As part of the Masters degree that I am doing in Video Game Enterprises and Production is the option of doing a solo project under the remit of ‘game’ or ‘interactive entertainment’. It’s either that or do a work placement in a company or continue working on a PS4 project with the rest of the class.
And on the train back from London after attending BAFTA Guru Live, I realized that this is the best time for me to do my own game. It’ll be like being indie, but without all the financial obligations, since I’m still within the safety bounds of school. Also I’ll be able to get support from my lecturers. Also I’ll be given a quite strict deadline.
I am a deadline oriented person, so I need deadlines to get anything done (which is why I do game jams, as insane as those deadlines are).
I guess I was inspired by the people who talked about “Their First Game”, and how they took a leap from their stable jobs and just gone indie.
I also did a short work placement at Media Molecule in Guildford, and while I was there I was able to talk to the people there. Hearing them talk about their game like it’s their baby and the impact that their game had on people, was just so heartwarming. When they first started out, they took a leap too.
I have always been afraid to take a leap. So during game conferences, when I was talking to people, I used say that I’m an indie with a day job, while now I just say that I’m a student.
One of the people I talked to at MM, described me as a game maker. I like making games in the vein of the Maker movement. I am a programmer by trade, but I enjoy all aspects of making the game.
I think of “making games” like a medium, in a way that writers write. It is a way of expression. It is a way of making people feel things. And I think in that way, games are quite powerful. But of course, in the same way that there are different genres of books and movies, there are also different genres of games.
When I sit down and really think about the games that I like making, I think it can be summarized using this:
These are all quite short game jam games made in 48-72 hours.
So I want to create something longer, something deeper. Something that convey a message or a story, something that has an unique art style.
So what game am I making this time?
I wish I can make something as moving as “Dear Esther” and “That Dragon Cancer”, and as beautiful and unique like “Sailor’s Dream” and “Lumino City”, and as quirky and charming as “Machinarium”, “Botanicula” and everything else Amanita Design comes up with.
I want to explore narrative and evoking emotions using games as a medium.

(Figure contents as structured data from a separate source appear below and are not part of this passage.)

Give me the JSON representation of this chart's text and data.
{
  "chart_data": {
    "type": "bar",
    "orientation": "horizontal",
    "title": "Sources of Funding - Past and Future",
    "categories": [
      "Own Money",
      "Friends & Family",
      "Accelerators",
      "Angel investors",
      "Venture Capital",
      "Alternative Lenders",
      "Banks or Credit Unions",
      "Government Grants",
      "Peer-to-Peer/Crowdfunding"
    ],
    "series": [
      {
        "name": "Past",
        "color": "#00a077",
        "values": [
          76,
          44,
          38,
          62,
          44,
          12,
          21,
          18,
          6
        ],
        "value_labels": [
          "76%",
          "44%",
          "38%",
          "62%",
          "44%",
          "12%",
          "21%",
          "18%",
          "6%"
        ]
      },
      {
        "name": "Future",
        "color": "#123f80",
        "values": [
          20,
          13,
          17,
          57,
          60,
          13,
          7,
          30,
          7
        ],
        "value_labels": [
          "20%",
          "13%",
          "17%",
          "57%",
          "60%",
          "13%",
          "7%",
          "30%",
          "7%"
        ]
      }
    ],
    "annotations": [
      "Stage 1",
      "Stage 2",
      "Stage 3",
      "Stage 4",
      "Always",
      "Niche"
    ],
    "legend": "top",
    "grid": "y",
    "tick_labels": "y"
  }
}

So what story do I want to tell?
This month is Mental Health Awareness month. A lot of people who suffer from depression don’t talk about it or don’t seek help, because of different reasons.

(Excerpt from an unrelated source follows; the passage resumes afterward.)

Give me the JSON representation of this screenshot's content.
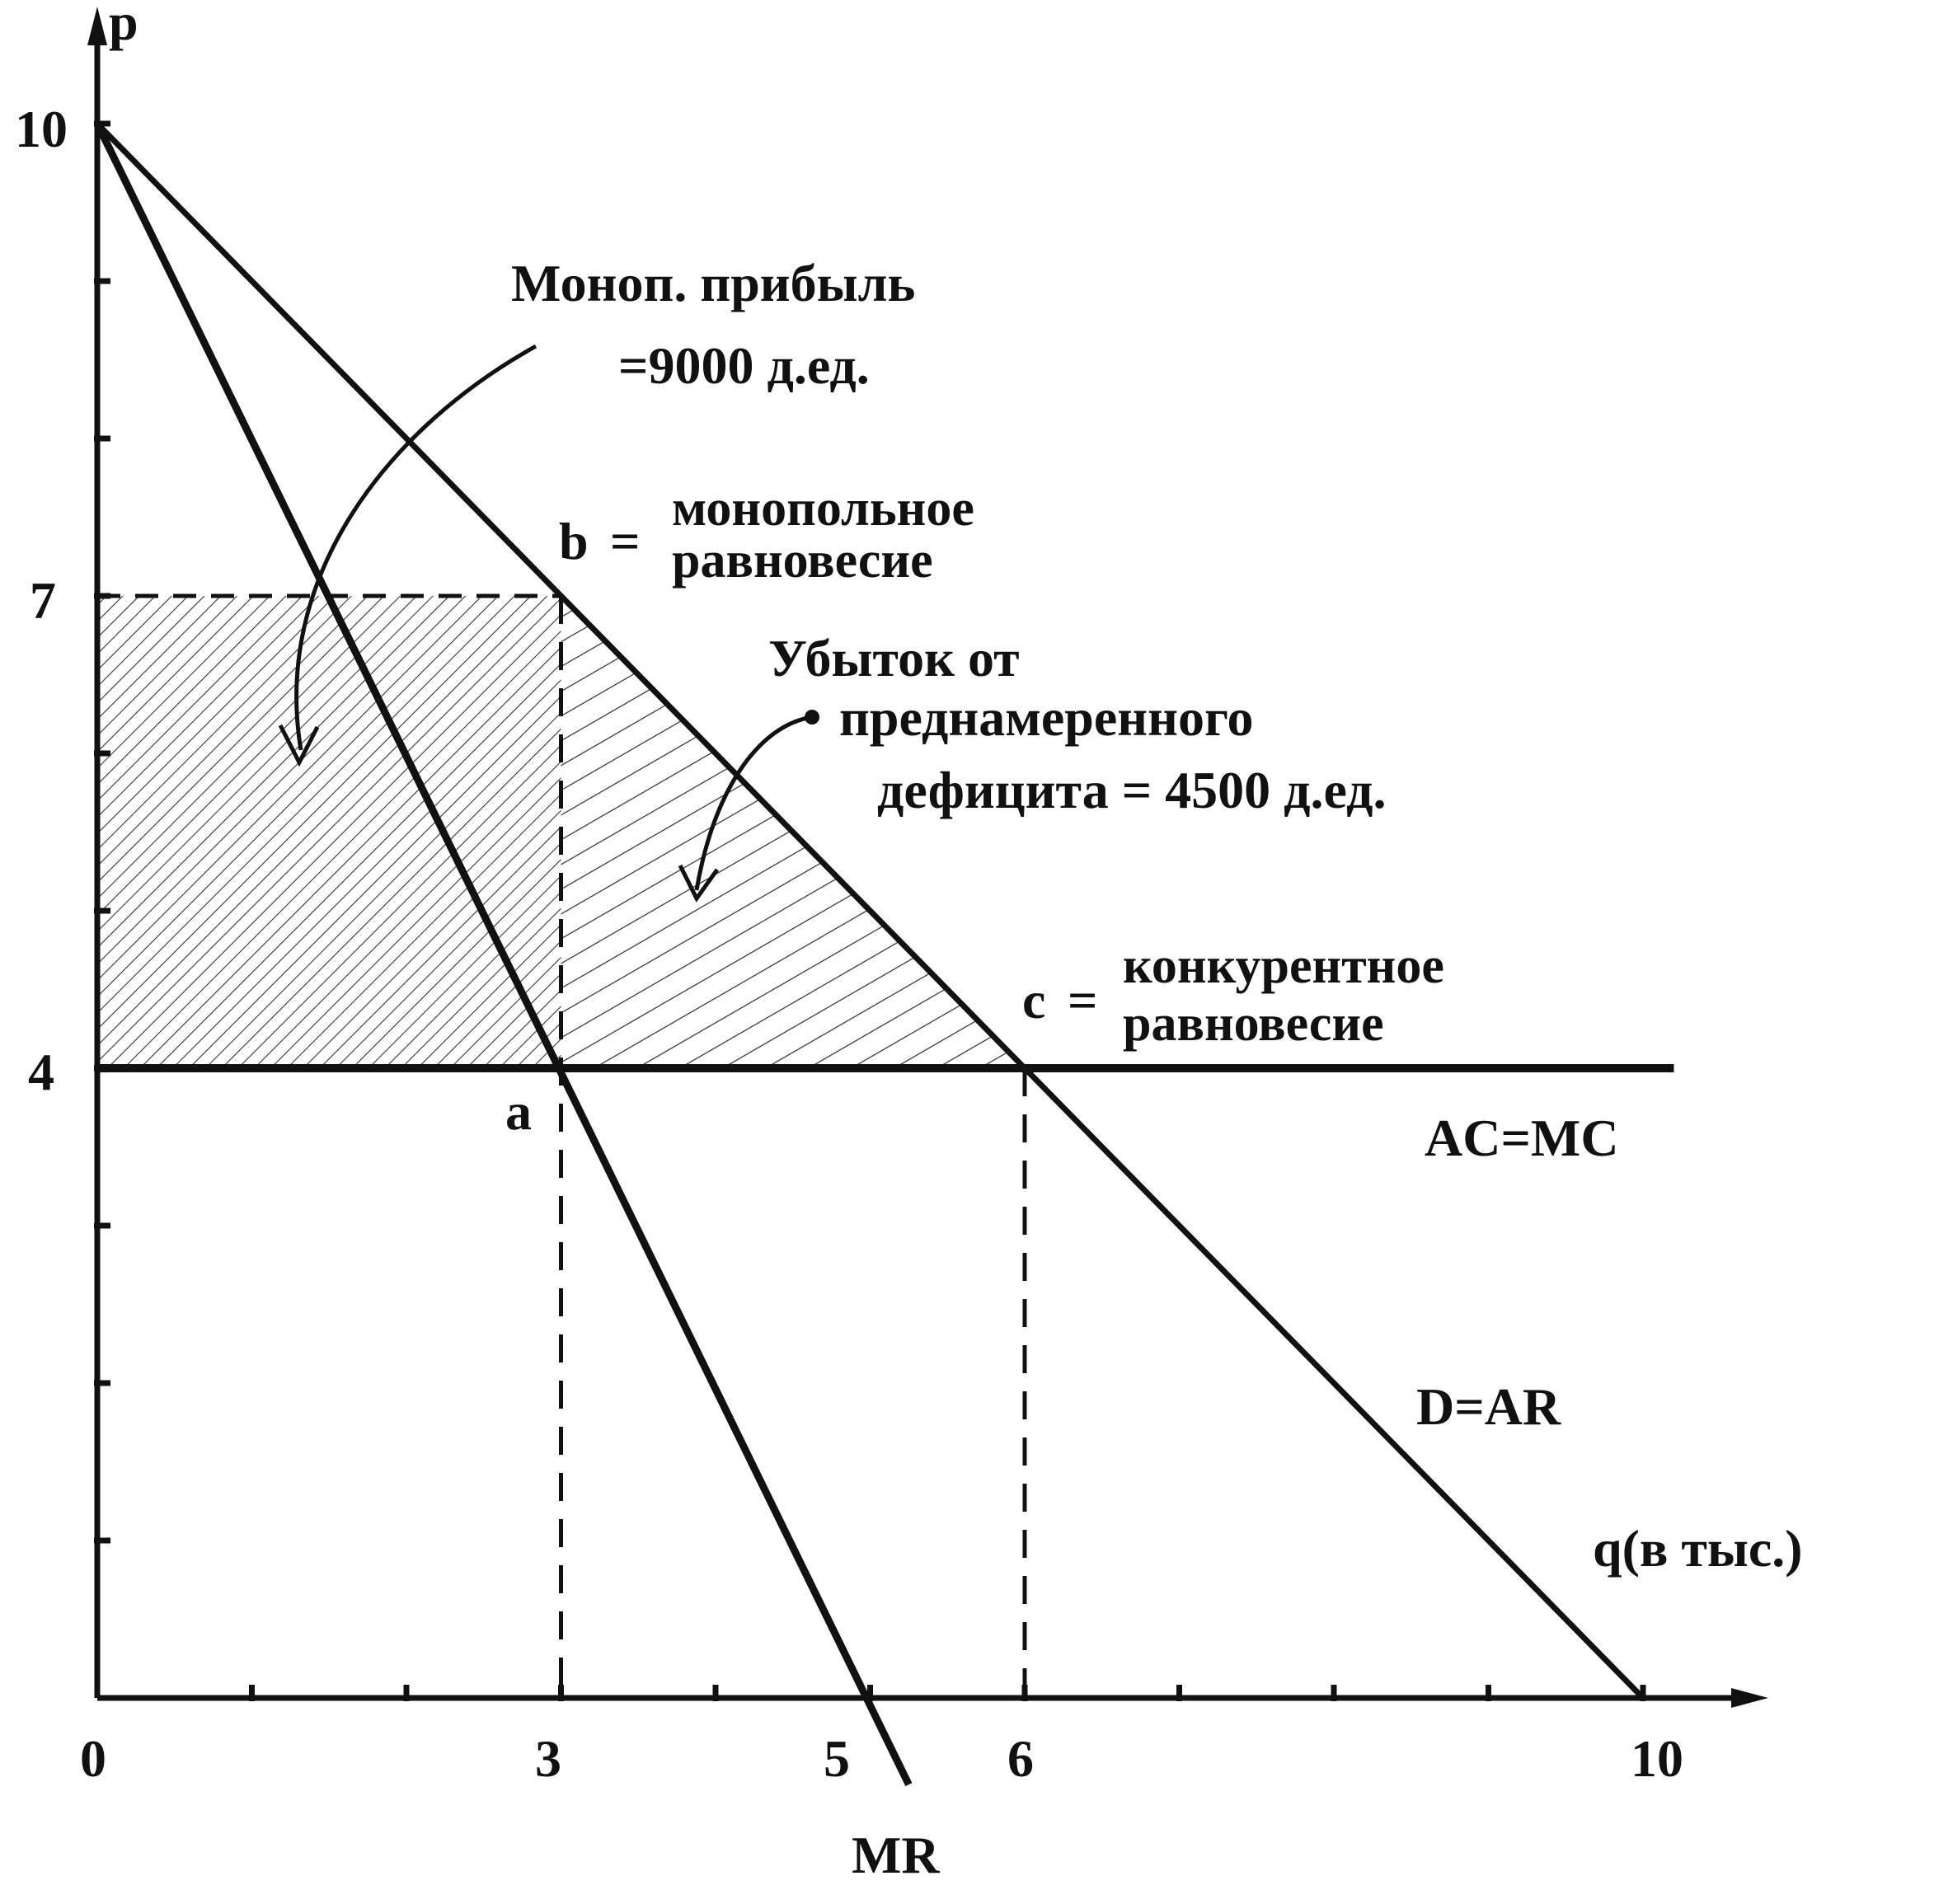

I’m personally one of those people. I wake up every morning and put a smile on my face before I go out, even though most of the time I feel like…

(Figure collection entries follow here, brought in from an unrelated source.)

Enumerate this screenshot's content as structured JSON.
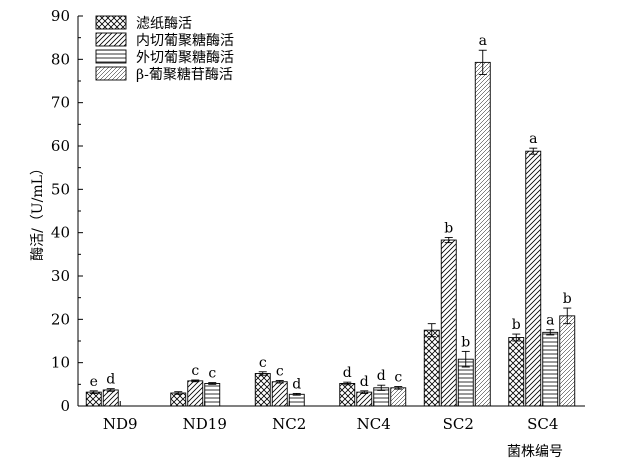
{
  "chart_data": {
    "type": "bar",
    "title": "",
    "xlabel": "菌株编号",
    "ylabel": "酶活/（U/mL）",
    "ylim": [
      0,
      90
    ],
    "yticks": [
      0,
      10,
      20,
      30,
      40,
      50,
      60,
      70,
      80,
      90
    ],
    "grid": false,
    "legend_position": "top-left",
    "categories": [
      "ND9",
      "ND19",
      "NC2",
      "NC4",
      "SC2",
      "SC4"
    ],
    "series": [
      {
        "name": "滤纸酶活",
        "pattern": "crosshatch",
        "values": [
          3.2,
          3.0,
          7.5,
          5.2,
          17.5,
          15.8
        ],
        "errors": [
          0.3,
          0.3,
          0.4,
          0.3,
          1.5,
          0.8
        ],
        "letters": [
          "e",
          "",
          "c",
          "d",
          "",
          "b"
        ]
      },
      {
        "name": "内切葡聚糖酶活",
        "pattern": "diagonal",
        "values": [
          3.7,
          5.8,
          5.6,
          3.2,
          38.3,
          58.8
        ],
        "errors": [
          0.3,
          0.2,
          0.3,
          0.3,
          0.6,
          0.7
        ],
        "letters": [
          "d",
          "c",
          "c",
          "d",
          "b",
          "a"
        ]
      },
      {
        "name": "外切葡聚糖酶活",
        "pattern": "horizontal",
        "values": [
          0,
          5.2,
          2.7,
          4.2,
          10.8,
          17.0
        ],
        "errors": [
          0,
          0.2,
          0.2,
          0.6,
          1.8,
          0.6
        ],
        "letters": [
          "",
          "c",
          "d",
          "d",
          "b",
          "a"
        ]
      },
      {
        "name": "β-葡聚糖苷酶活",
        "pattern": "fine-diagonal",
        "values": [
          0,
          0,
          0,
          4.2,
          79.3,
          20.8
        ],
        "errors": [
          0,
          0,
          0,
          0.3,
          2.8,
          1.8
        ],
        "letters": [
          "",
          "",
          "",
          "c",
          "a",
          "b"
        ]
      }
    ]
  }
}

A wave crashing into rocks… Or drowning… With no way of swimming back to the shore…
I want to be able to talk about it. I need to be able to talk about it. And I’d like other people to know that they can talk about it too. And that it’s okay to not to be okay. And it’s okay to seek help.
Okay, this post just took a dark turn. Which is where the ‘nay?’ bit of the title comes from. It will like be presenting, rather exposing a part of myself out there. And that’s always scary.
Why am I doing this then?
I think, I think it’s because I need to.